John Walters, director of governmental relations for the Louisiana Chapter of ABC and an ardent supporter of the bill, expects it to spark controversy.
“We don’t have a lot of PLA activity in Louisiana but they are popping up all over the nation and it is correct to view this as a preemptive move. There are several studies that show PLAs raise construction costs and hurt competition.”
Research from the Beacon Hill Institute shows that PLAs tend to raise construction costs by about 18 percent. Another study from Maurice Baskin, a law partner with Venable LLP in Washington D.C. who represents construction employees, concludes that PLAs both reduce competition and delay project completion.
Martiny’s bill does not actually mention the phrase “Project Labor Agreement,” but it does preclude state government officials from requiring construction firms to enter into agreements with labor unions. SB 76 also prohibits government agencies from discriminating against construction shops that have declined union representation.
Even if the bill were to pass, however, Louisiana would still follow federally mandated PLAs; SB 76 only applies to state agencies.
Since 97 percent of the construction industry is non-union, says Walters, PLAs would put the overwhelming majority of construction workers at a great disadvantage at a time when the industry is still recovering from a recessionary climate. He also contends that the agreements undermine Louisiana’s Right to Work laws.
“Workers typically are permitted to choose whether to join a union through a federally supervised private ballot election,” he explains. “PLAs require unions to be the exclusive bargaining representative for workers during the life of the project. The decision to elect union representation is made by the employer rather than the employees.”
Although PLAs are yet to take root in Louisiana, a few failed attempts have been made at acquiring Responsible Contractor Ordinances (RCOs) and Responsible Employer Ordinances REOs, which contain language typical to PLAs, Walters notes.

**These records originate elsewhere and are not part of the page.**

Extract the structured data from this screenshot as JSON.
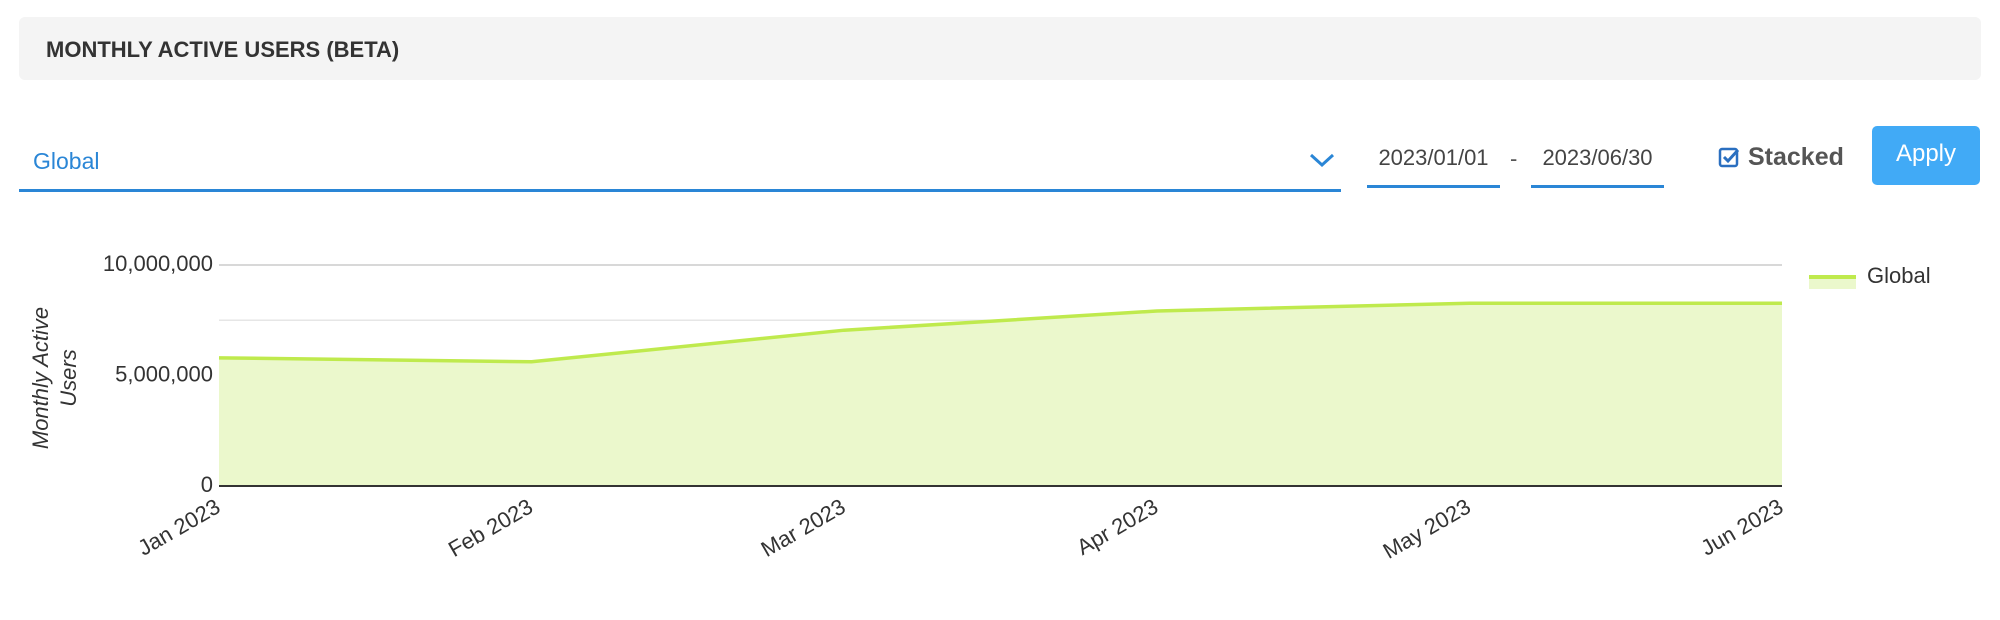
{
  "header": {
    "title": "MONTHLY ACTIVE USERS (BETA)"
  },
  "controls": {
    "region": "Global",
    "start_date": "2023/01/01",
    "separator": "-",
    "end_date": "2023/06/30",
    "stacked_label": "Stacked",
    "stacked": true,
    "apply_label": "Apply"
  },
  "chart_data": {
    "type": "area",
    "ylabel": "Monthly Active Users",
    "categories": [
      "Jan 2023",
      "Feb 2023",
      "Mar 2023",
      "Apr 2023",
      "May 2023",
      "Jun 2023"
    ],
    "series": [
      {
        "name": "Global",
        "color": "#bfea4d",
        "fill": "#ebf8cc",
        "values": [
          5800000,
          5620000,
          7050000,
          7920000,
          8270000,
          8270000
        ]
      }
    ],
    "ylim": [
      0,
      10000000
    ],
    "yticks": [
      0,
      {
        "value": 5000000,
        "label": "5,000,000"
      },
      {
        "value": 10000000,
        "label": "10,000,000"
      }
    ],
    "minor_grid": [
      2500000,
      7500000
    ],
    "grid": true,
    "legend": "right"
  }
}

Union officials based in Louisiana have argued that they are needed to help secure benefits.
“PLAs are about construction workers being treated fairly and getting an opportunity to advance and have a career in the construction industry, one that pays a decent living wage with health insurance and retirement benefits,” says Lance Albin, business manager for the Plumbers and Steamfitters Local Union 60 based in Metairie.